Nodraw is allways useful, and in your example, you start with nodraw on the water brush first, then texture the surface with a water texture

under masses of displacements its more than necessery.

Before source automatically started culling and stop compiling areas that players could never get to (see: solid rooms that were textured but had no connections to the world itself) nodraw would be used so the face would never be rendered. It was used more back in the Quake 3 days (where it was called Caulk) to prevent “sparkles” (I can’t quite remember the actual name for them). Back then it was a basic neccesity to ensure decent performance. These days, its usefulness has been very slightly reduced but other than that, it’s still an essential tool for any mapper.

I prefer to apply nodraw myself. While the engine culls unseen textures I’d imagine it would miss some (much like the engines visibility calculator can screw up by placing a visibilty portal in a totally obscene place).

Like the old saying goes, If you want something done right, do it yourself.

Dynamic occlusion.

I can’t say I understand what occlusion has to do with nodraw/unseen textures. Nor can I say I know what it has to do with visibility portals.

Isn’t occlusion a post processing effect? Meaning it’s applied to the frame AFTER it’s rendered?

My bad I was thinking of ambient occlusion.

I still don’t understand though, if the engine can prevent rendering of textures/models/etc that can’t be seen. Then why did valve even create the tools? And if they’re outdated tools, why are they still included? From what I’ve seen area portals are still used massively.

Because bad mappers exist.

That and it’s derrived from Quake.

So valve created the tools to fool bad mappers?

Nodraw is still useful. Just because faces you don’t see get culled, doesn’t mean they don’t exist. It still has to cull them every frame. Or you can just use nodraw and then they’re culled in pre processing. Besides nodraw is not just for optimisation.

[editline]11th February 2011[/editline]

Hasn’t how the bsp is handled always naturally prevented this even through quake.

Carve.

I’m not talking about those tools (and who uses Carve anyway?)
I mean the tool textures like nodraw, hint, areaportal,etc.

valve never implemented dynamic occlusion. I think its due to the .bsp tree. I know GiGabite could explain this better probably.

(If I understand what you’re saying from your slightly butchered english) It just never did. In Quake (or older versions of Source SDK) you can make a room, add nothing at all (ents included) to it and then compile, the room will still exist. In newer versions of the SDK if you do the same thing when compiling it’ll automatically not compile that room. It’s small things like that Valve have done to try and improve the communities mapping overall.

In short, you somewhat answered it here, albeit not quite so directly

Also, Carve is also from the days of Quake. Valve just never removed it.

So long as that room contains at least one entity it will compile right? It is a pretty good idea to include that kind of thing, it does help stop the bad mappers from wasting resources.

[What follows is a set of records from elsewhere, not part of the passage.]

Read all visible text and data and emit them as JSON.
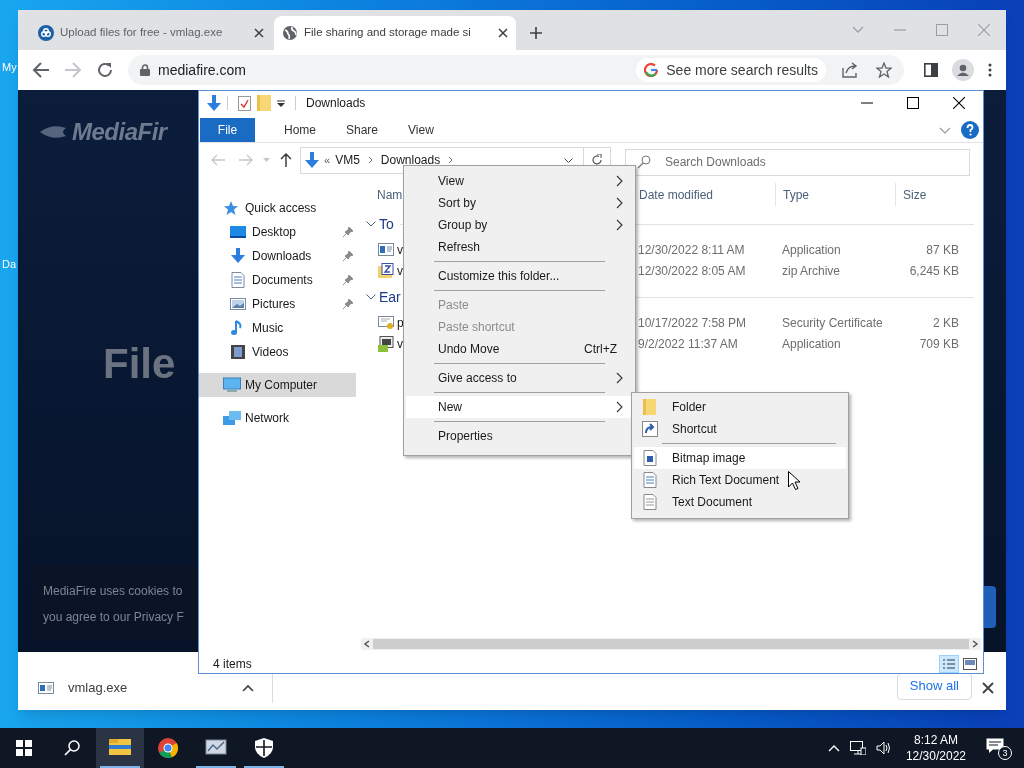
{
  "desktop": {
    "icon_labels": [
      "My",
      "Da"
    ]
  },
  "browser": {
    "tabs": [
      {
        "title": "Upload files for free - vmlag.exe",
        "kind": "cloud",
        "selected": false
      },
      {
        "title": "File sharing and storage made si",
        "kind": "globe",
        "selected": true
      }
    ],
    "address": "mediafire.com",
    "search_chip": "See more search results",
    "page": {
      "logo": "MediaFir",
      "heading": "File",
      "cookie_lines": [
        "MediaFire uses cookies to",
        "you agree to our Privacy F"
      ]
    },
    "download_bar": {
      "file": "vmlag.exe",
      "show_all": "Show all"
    }
  },
  "explorer": {
    "title": "Downloads",
    "ribbon_tabs": [
      {
        "label": "File",
        "selected": true
      },
      {
        "label": "Home",
        "selected": false
      },
      {
        "label": "Share",
        "selected": false
      },
      {
        "label": "View",
        "selected": false
      }
    ],
    "breadcrumb_prefix": "«",
    "breadcrumb": [
      "VM5",
      "Downloads"
    ],
    "search_placeholder": "Search Downloads",
    "nav": [
      {
        "label": "Quick access",
        "kind": "star",
        "selected": false,
        "children": [
          {
            "label": "Desktop",
            "kind": "desktop",
            "pinned": true,
            "selected": false
          },
          {
            "label": "Downloads",
            "kind": "download",
            "pinned": true,
            "selected": false
          },
          {
            "label": "Documents",
            "kind": "document",
            "pinned": true,
            "selected": false
          },
          {
            "label": "Pictures",
            "kind": "pictures",
            "pinned": true,
            "selected": false
          },
          {
            "label": "Music",
            "kind": "music",
            "pinned": false,
            "selected": false
          },
          {
            "label": "Videos",
            "kind": "videos",
            "pinned": false,
            "selected": false
          }
        ]
      },
      {
        "label": "My Computer",
        "kind": "computer",
        "selected": true
      },
      {
        "label": "Network",
        "kind": "network",
        "selected": false
      }
    ],
    "columns": [
      "Nam",
      "Date modified",
      "Type",
      "Size"
    ],
    "groups": [
      {
        "label": "To",
        "rows": [
          {
            "kind": "application",
            "name": "v",
            "date": "12/30/2022 8:11 AM",
            "type": "Application",
            "size": "87 KB"
          },
          {
            "kind": "zip",
            "name": "v",
            "date": "12/30/2022 8:05 AM",
            "type": "zip Archive",
            "size": "6,245 KB"
          }
        ]
      },
      {
        "label": "Ear",
        "rows": [
          {
            "kind": "certificate",
            "name": "p",
            "date": "10/17/2022 7:58 PM",
            "type": "Security Certificate",
            "size": "2 KB"
          },
          {
            "kind": "installer",
            "name": "v",
            "date": "9/2/2022 11:37 AM",
            "type": "Application",
            "size": "709 KB"
          }
        ]
      }
    ],
    "status": "4 items"
  },
  "context_menu": [
    {
      "kind": "item",
      "label": "View",
      "submenu": true,
      "disabled": false,
      "selected": false
    },
    {
      "kind": "item",
      "label": "Sort by",
      "submenu": true,
      "disabled": false,
      "selected": false
    },
    {
      "kind": "item",
      "label": "Group by",
      "submenu": true,
      "disabled": false,
      "selected": false
    },
    {
      "kind": "item",
      "label": "Refresh",
      "submenu": false,
      "disabled": false,
      "selected": false
    },
    {
      "kind": "separator"
    },
    {
      "kind": "item",
      "label": "Customize this folder...",
      "submenu": false,
      "disabled": false,
      "selected": false
    },
    {
      "kind": "separator"
    },
    {
      "kind": "item",
      "label": "Paste",
      "submenu": false,
      "disabled": true,
      "selected": false
    },
    {
      "kind": "item",
      "label": "Paste shortcut",
      "submenu": false,
      "disabled": true,
      "selected": false
    },
    {
      "kind": "item",
      "label": "Undo Move",
      "shortcut": "Ctrl+Z",
      "submenu": false,
      "disabled": false,
      "selected": false
    },
    {
      "kind": "separator"
    },
    {
      "kind": "item",
      "label": "Give access to",
      "submenu": true,
      "disabled": false,
      "selected": false
    },
    {
      "kind": "separator"
    },
    {
      "kind": "item",
      "label": "New",
      "submenu": true,
      "disabled": false,
      "selected": true
    },
    {
      "kind": "separator"
    },
    {
      "kind": "item",
      "label": "Properties",
      "submenu": false,
      "disabled": false,
      "selected": false
    }
  ],
  "new_submenu": [
    {
      "kind": "folder",
      "label": "Folder",
      "selected": false
    },
    {
      "kind": "shortcut",
      "label": "Shortcut",
      "selected": false
    },
    {
      "kind": "separator"
    },
    {
      "kind": "bitmap",
      "label": "Bitmap image",
      "selected": true
    },
    {
      "kind": "richtext",
      "label": "Rich Text Document",
      "selected": false
    },
    {
      "kind": "text",
      "label": "Text Document",
      "selected": false
    }
  ],
  "taskbar": {
    "apps": [
      {
        "kind": "explorer",
        "selected": true,
        "running": true
      },
      {
        "kind": "chrome",
        "selected": false,
        "running": false
      },
      {
        "kind": "monitor",
        "selected": false,
        "running": true
      },
      {
        "kind": "shield",
        "selected": false,
        "running": true
      }
    ],
    "time": "8:12 AM",
    "date": "12/30/2022",
    "notifications": "3"
  }
}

This isn’t entirely correct. Rooms with no entities confuse VBSP since it relies on the presence of entities to determine what is inside the map and what is void space. What will happen is since VBSP can’t determine where the void is, it will strip the faces of all sides of the brushes making up that room and put the void on both sides.

You can confirm this by compiling an empty room adjacent to a room with a player start. Put a texture on the empty room floor that has a surface property of glass (like lights/white003) and compile the map. When you get in-game, noclip out of the spawn room to where the empty room is supposed to be and shoot the invisible floor, you’ll hear the glass cracking sound. The brushes will still be present, and count against the limits of the compile resources.

Older versions of the engine, and HL1 counted texture lights as entities, so any texture that would emit light could cause rooms with no entities to be compiled and rendered useless in game since there was no way to get to them. There are many examples of this in HL1 levels, with a couple being ns_nothing (removed vent) and ns_osmsiege (void between alien siege hall and hive room) on the mod Natural-Selection.